Wednesday, April 01, 2009

Cooking Shows

The Internet is down. I don’t know why. The phone is working but the DSL isn’t, and what more is there to say? The occasion of the Internet being down seems like an odd time to write a blog post, but there’s nothing else to do; why not write a blog post?

Though I’m generally not much of a fan of culinary competition shows, one show that’s starting to grow on me just a little is Dinner: Impossible. The situations are utterly contrived, of course, but that’s not why I watch it. Mostly I find that I like Robert Irvine. I’m not going to start a Robert Irvine fan club (idolatry isn’t my style in any event) but of all the chefs that I’ve seen on the Food Network, he’s about my favorite. Well, Alton Brown is probably my favorite, but I don’t think of him as a chef, not in the same way Robert Irvine is. Alton Brown is more of a… an… well, that’s another show.

The Internet is down so I can’t double-check anything, but I seem to recall reading that Robert Irvine joined the Royal Navy (that would be the British Navy for those unfamiliar with the lingo) at the age of fifteen and served aboard the royal yacht HMS Britannia.

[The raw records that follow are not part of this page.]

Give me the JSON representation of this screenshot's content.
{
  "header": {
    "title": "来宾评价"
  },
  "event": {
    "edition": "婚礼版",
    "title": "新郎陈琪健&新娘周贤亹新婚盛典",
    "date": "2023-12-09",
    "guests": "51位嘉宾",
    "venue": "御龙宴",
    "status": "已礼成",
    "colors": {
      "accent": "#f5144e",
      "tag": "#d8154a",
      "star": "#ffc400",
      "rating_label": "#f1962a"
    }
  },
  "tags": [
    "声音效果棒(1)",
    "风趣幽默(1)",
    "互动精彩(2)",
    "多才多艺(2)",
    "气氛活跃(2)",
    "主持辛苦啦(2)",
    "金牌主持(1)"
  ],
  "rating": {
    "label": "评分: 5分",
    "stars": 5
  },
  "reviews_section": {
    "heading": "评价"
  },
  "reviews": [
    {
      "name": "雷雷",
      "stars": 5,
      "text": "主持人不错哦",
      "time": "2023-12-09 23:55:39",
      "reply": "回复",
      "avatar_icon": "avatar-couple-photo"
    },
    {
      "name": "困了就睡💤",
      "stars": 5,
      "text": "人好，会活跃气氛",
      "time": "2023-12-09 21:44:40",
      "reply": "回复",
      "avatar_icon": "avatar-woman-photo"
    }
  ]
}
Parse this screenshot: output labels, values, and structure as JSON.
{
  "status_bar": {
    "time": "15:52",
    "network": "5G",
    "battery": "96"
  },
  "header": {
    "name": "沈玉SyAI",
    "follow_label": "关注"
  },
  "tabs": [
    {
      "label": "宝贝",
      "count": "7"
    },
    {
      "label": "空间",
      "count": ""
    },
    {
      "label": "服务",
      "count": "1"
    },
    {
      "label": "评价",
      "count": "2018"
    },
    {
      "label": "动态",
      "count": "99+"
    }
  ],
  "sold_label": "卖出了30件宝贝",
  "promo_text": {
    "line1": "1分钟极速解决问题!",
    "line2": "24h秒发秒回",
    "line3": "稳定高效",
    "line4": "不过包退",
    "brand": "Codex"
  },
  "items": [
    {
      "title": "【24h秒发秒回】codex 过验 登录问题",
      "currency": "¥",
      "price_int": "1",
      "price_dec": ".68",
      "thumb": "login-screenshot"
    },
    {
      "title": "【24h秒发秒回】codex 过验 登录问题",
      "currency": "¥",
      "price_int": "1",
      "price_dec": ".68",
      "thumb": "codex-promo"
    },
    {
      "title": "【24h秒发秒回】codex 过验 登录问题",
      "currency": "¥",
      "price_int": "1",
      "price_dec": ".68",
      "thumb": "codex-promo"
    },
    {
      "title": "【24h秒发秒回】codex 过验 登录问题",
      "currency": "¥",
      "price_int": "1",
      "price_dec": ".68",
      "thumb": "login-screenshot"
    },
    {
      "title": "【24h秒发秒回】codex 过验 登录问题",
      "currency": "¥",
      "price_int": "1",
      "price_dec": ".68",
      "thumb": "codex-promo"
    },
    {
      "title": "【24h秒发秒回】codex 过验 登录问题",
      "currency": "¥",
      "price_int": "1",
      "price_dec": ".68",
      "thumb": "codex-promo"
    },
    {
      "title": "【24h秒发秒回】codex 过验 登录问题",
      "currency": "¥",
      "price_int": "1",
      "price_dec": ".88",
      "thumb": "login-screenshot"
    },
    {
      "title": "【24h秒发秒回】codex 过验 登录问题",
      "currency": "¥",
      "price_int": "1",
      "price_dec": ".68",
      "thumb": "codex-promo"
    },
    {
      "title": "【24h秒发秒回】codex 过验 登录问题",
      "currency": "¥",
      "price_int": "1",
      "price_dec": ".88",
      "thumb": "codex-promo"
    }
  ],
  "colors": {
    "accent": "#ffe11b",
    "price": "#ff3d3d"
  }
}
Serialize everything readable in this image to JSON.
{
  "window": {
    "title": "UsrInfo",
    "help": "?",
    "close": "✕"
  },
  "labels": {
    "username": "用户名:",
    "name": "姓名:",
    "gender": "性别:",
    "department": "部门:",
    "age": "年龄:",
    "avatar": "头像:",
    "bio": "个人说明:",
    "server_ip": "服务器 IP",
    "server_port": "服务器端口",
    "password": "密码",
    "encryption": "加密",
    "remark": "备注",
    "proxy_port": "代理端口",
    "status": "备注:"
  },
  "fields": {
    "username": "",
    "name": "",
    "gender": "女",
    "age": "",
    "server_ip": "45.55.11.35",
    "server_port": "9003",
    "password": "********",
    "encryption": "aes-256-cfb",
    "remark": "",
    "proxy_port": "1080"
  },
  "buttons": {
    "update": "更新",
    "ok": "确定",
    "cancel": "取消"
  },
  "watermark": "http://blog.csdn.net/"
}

I don’t know what his cooking credentials are (his cheferismus) but I doubt that you serve aboard the Royal Yacht if you can’t boil water. And those arms! I’d pay money to see him bench-press Paula Deen.

That said, I now wish to issue citations for overuse of certain words in cooking shows.

Infused. “It’s infused,” she enthused. Yeah, yeah, whatever.

Everyone in the pool. This is a Guy-ism for “put everything in the goddamned pot.” So shut up and do it already.

Now. Take the word now out of Emeril’s vocabulary and he’d practically be mute.

EVOO. Enough with the Rachael-isms. I can almost deal with delish and yum-o and GB, but EVOO tends to break my spirit. I also think that eating at her house must be pretty boring; everything must taste like olive oil. Not that there’s anything wrong with olive oil, but can I get ranch dressing on my salad, please?

Hey, the Internet is back up. But don’t think for a minute I’m going to bother double-checking anything.